Bacterial enzyme linked to heart complications in pneumonia

Pneumonia is a disease that burdens the healthcare system with more that 1.2 million emergency room visits each year and more than 41,000 adult deaths in the United States. Worldwide, more than one million children under the age of five die of the disease annually. But while past research has focused on the lungs, it can trigger heart complications-such as heart failure, arrhythmias, or heart attacks-that cause death.

Now, researchers from the University of Maryland School of Medicine (UMSOM) and the University of Alabama at Birmingham's Heersink School of Medicine have identified a bacterial enzyme that may be the reason some people get heart complications with pneumonia, while others do not. Since enzymes create chemical reactions to help bacteria survive, grow, and sometimes attack tissues, the researchers understood this particular enzyme, named zmpB, could become a target for future vaccines or drug therapies. They published their findings in Cell Reports on Dec. 4.

About one in five people hospitalized with pneumonia will suffer a life-threatening adverse cardiac event and, even in the years following, are at least twice as likely to experience some form of heart failure."

Carlos J. Orihuela, PhD, study's lead author, Professor of Microbiology, University of Alabama at Birmingham

While there are several bacteria and viruses causing pneumonia, the team looked specifically at Streptococcus pneumoniae, the leading cause of community-acquired pneumonia. They used bacterial genome-wide association studies (bGWAS), mouse models, and cardiac organoids to confirm and make the discovery that S. pneumoniae can directly damage the heart and that zmpB potentiates the invasion of S. pneumoniae into the heart, respectively.

"This role for zmpB is totally new and this information now makes it a potential treatment target" said Orihuela.

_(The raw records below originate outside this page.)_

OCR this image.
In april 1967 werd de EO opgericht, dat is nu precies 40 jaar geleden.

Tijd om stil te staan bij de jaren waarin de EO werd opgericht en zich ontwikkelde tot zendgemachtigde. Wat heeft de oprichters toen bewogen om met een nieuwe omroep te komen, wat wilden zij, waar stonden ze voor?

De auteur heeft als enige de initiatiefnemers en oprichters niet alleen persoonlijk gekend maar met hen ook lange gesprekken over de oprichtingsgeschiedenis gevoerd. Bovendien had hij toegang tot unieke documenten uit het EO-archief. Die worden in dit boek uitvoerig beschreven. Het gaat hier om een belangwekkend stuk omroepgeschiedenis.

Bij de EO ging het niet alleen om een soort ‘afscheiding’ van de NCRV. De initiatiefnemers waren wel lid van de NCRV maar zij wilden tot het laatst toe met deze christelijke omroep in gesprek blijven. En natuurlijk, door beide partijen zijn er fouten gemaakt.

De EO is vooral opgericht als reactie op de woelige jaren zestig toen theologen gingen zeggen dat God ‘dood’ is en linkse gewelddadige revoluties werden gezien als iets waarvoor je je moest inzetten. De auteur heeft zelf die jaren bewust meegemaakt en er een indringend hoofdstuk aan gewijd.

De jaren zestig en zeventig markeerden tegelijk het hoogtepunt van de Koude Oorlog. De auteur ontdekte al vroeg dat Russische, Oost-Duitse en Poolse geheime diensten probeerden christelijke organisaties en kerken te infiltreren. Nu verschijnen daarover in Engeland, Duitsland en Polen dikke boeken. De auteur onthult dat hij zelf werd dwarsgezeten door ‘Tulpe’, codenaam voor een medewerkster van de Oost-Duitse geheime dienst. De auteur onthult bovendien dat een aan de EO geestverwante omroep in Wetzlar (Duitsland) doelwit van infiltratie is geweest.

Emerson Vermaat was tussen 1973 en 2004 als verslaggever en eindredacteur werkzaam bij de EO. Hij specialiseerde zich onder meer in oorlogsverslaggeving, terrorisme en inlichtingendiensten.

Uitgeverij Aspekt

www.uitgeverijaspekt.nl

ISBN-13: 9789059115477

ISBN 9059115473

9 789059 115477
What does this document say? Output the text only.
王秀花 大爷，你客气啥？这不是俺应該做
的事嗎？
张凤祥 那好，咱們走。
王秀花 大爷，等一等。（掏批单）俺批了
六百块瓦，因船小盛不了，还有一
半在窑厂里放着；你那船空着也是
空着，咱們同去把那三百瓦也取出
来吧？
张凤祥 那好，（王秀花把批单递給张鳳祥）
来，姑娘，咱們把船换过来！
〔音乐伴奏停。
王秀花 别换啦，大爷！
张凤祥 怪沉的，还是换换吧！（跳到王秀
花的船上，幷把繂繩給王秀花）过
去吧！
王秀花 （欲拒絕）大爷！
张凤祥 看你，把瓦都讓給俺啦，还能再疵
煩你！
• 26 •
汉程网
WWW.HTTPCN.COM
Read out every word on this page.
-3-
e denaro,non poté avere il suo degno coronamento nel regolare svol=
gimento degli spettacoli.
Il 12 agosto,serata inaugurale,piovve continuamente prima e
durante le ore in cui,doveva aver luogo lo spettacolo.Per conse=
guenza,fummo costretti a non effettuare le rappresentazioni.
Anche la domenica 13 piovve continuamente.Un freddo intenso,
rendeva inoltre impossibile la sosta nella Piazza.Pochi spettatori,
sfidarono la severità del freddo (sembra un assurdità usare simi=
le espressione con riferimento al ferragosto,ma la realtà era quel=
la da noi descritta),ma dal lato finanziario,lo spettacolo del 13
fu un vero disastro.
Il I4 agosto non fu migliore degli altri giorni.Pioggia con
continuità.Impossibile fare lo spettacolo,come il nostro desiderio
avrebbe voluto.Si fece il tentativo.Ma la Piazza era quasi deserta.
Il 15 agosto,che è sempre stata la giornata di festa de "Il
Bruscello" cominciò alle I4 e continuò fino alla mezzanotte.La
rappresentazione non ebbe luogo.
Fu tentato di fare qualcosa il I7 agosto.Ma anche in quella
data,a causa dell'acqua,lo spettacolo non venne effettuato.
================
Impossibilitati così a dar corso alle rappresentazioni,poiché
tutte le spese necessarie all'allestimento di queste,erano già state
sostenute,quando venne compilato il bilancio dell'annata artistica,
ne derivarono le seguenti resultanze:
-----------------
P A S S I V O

"When we examined hundreds of strains isolated from patients who developed heart complications and compared those with bacteria from patients who only experienced pneumonia, a pattern immediately jumped out at us. Patients with heart failure were more frequently infected with a version of S. pneumoniae that carried the gene zmpB with a distinctive genetic trait, FIVAR domains, which are special segments that help the bacteria invade and survive within heart cells and cause pockets of infection," said Adonis D'Mello, PhD, Bioinformatics Analyst in the group of Hervé Tettelin, PhD, Professor of Microbiology and Immunology at UMSOM and the Institute for Genome Sciences, both authors on the study. "In fact, it turns out that we found the more FIVAR domains this gene has, which so far had no characterized function, the more damage to the heart it causes."

The researchers infected mice with either a regular pneumonia strain or with a genetically modified strain where they knocked out the zmpB gene and monitored disease progression. They found that mice infected with the normal strain developed numerous cardiac microlesions and cell death that damaged the heart, but those who had the knocked-out strain had few or no microlesions or cell death around their hearts.

Next, they exposed heart organoids-beating cardiac cells grown from human stem cells in a petri dish-to one of three tests: infecting them with pneumococcal strains with and without the zmpB gene as well as different versions of zmpB. Those with zmpB with FIVAR domains attached and invaded heart cells, whereas those that lacked the FIVAR domains had reduced heart tissue cell death and bacterial entry.

"With the mouse models, we learned that injury to the heart depended on the zmpB expressed by the strain, and with the organoids, we learned that it happens because the proteins equipped with FIVAR domains help bacteria invade heart cells and damage them," Dr. Tettelin said.

"Our hope is that by understanding these molecular fingerprints we can better protect patients against the risk of heart damage during an illness with pneumonia or at least minimize the severity," Dr. Orihuela said. "Although more work needs to be done before it's ready for the clinic, it may be possible that with a simple genetic test, doctors could identify high-risk strains of the bacteria early in an infection for closer cardiac monitoring or a targeted treatment to prevent heart damage."

"These are extremely important findings," said Mogens Kilian DMD, DSc, Dr. hc, FKC, R1, Professor Emeritus of Medical Microbiology at Aarhus University in Denmark, who is an expert in the field but did not participate in this research. "Not only does the study identify a function of an enigmatic enzyme in Streptococcus pneumoniae, it also explains the pathogenesis of serious complications associated with infections caused by some strains of this pathogen, and thereby, opens a potential route to prevention."